Assertiveness is a quality that is highly sought after in business. Whether it's when it comes to resolving a conflict or deciding a decision, being assertive allows you to remain firm in your beliefs, while remaining flexible in form. Be careful, being assertive (or being assertive) does not mean achieving your goals at all costs but rather being in a position of active listening while giving yourself the opportunity to present your point of view. Assertiveness is a delicate art to master, which is why it is very often a priority area of development addressed during professional coaching sessions.
Discover in video 6 techniques to remain assertive in all circumstances:
The word “assertiveness” comes from the English term “assertiveness.” It refers to the ability to express your ideas, opinions, and get your messages across while remaining flexible, agile, attentive and adaptable to your interlocutor (s). If we had to summarize the concept of assertiveness, we would say that it's about daring to assert yourself while maintaining positive relationships with your environment. It means being in an authentic process of sharing your points of view while really listening to those of your interlocutor, in a parity, neither dominant, nor inferior position, in a real concern for sharing and building together.
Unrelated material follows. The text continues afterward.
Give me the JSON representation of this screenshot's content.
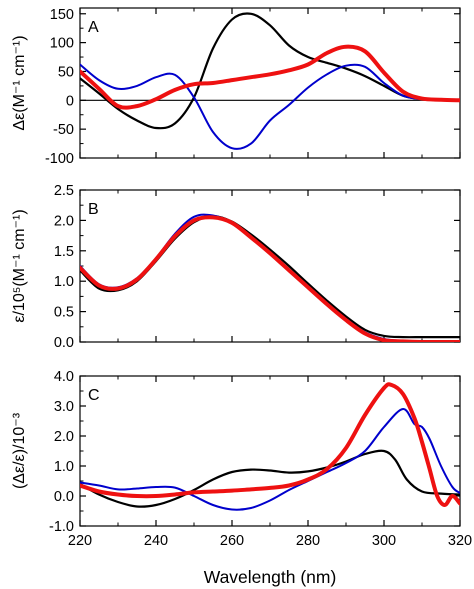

While remaining aware that it is not always possible to find common ground but that you really want it.
To put it more concretely, be assertive if you know how to:
- Defend your point of view without attacking other people
- Express your feelings freely (joy, disappointment, frustration, anxiety...)
- Establish relationships based on trust (not domination or manipulation).
Are you assertive? Evaluate your assertiveness for free with our 5-minute assessment!
In negotiation, assertiveness is particularly useful in situations of tension:
- When you have to push back on a strong demand
- When to break “bad news”
- When to ask for something that is likely to be refused
- When to confront an aggressive negotiator
- When you have to deal with a manipulator...
When things are going well, it's not hard to stay assertive. To know if you are really assertive, you have to face difficult situations, stressful situations as stated above. Faced with such situations, we identified 3 ways to behave that are not assertive:
When we shout, when we get upset, when we lose our cool, we are anything but assertive.
In order to preserve the relationship we tend to crush each other, to ignore what we really think.
Refers to sometimes being friendly, sometimes being very firm. The problem is that the person in front of you will never really know what to expect.
The challenge when you want to develop your assertiveness is therefore to be neither passive nor manipulative, but assertive.
Let's see how together!
What are your beliefs? What are the main ideas of your message?
Explain to your interlocutor your desire to find a common solution.
Rephrase what your interlocutor says to establish a real dialogue between your ideas: your beliefs, your strong messages, and those of your interlocutor. The objective: to show your interlocutor your desire to understand and integrate their point of view.
Assertiveness does not rhyme with “never make mistakes.” You must also be able to say “In the end you are right, let's see how we can, with your ideas and your proposals that convinced me, build new solutions. The absence of assertiveness often goes hand in hand with the refusal to be wrong, the refusal of criticism and feedback.
The objective is first to understand what our emotions want to tell us about our needs, our request to the other. Do not forget to ask the person about their feelings, especially if you feel that the person is uncomfortable. Indeed, beyond the dialogues, there are often misunderstandings and conflicting difficulties that are little or not expressed. By taking an interest in the person's feelings you will see what is expressed in the non-verbal way.
“What are the origins of our emotions? ”
To be assertive in all circumstances, one of the keys is to avoid the “you” by giving priority to the “I”. When you say “you,” you're wrong. We call that the “you” who kills. Instead, say: “This is what I think and what do you think? ”.
Assertiveness is the story of a lifetime. Sometimes we are all in a difficult situation attracted by one of our “crutches”. Whether it's the “aggressiveness” crutch, the “escape/passivity” crutch, or the “manipulation” crutch. The first thing we need to do to develop our assertiveness is to find our crutch so that we can let go of it when it comes to us. The second thing is to be kind to yourself and to tell yourself that developing your assertiveness takes time. Being assertive is not something that is innate, except for a very small number of people. As Talentis coaches, we know how to support people who want to develop their assertiveness.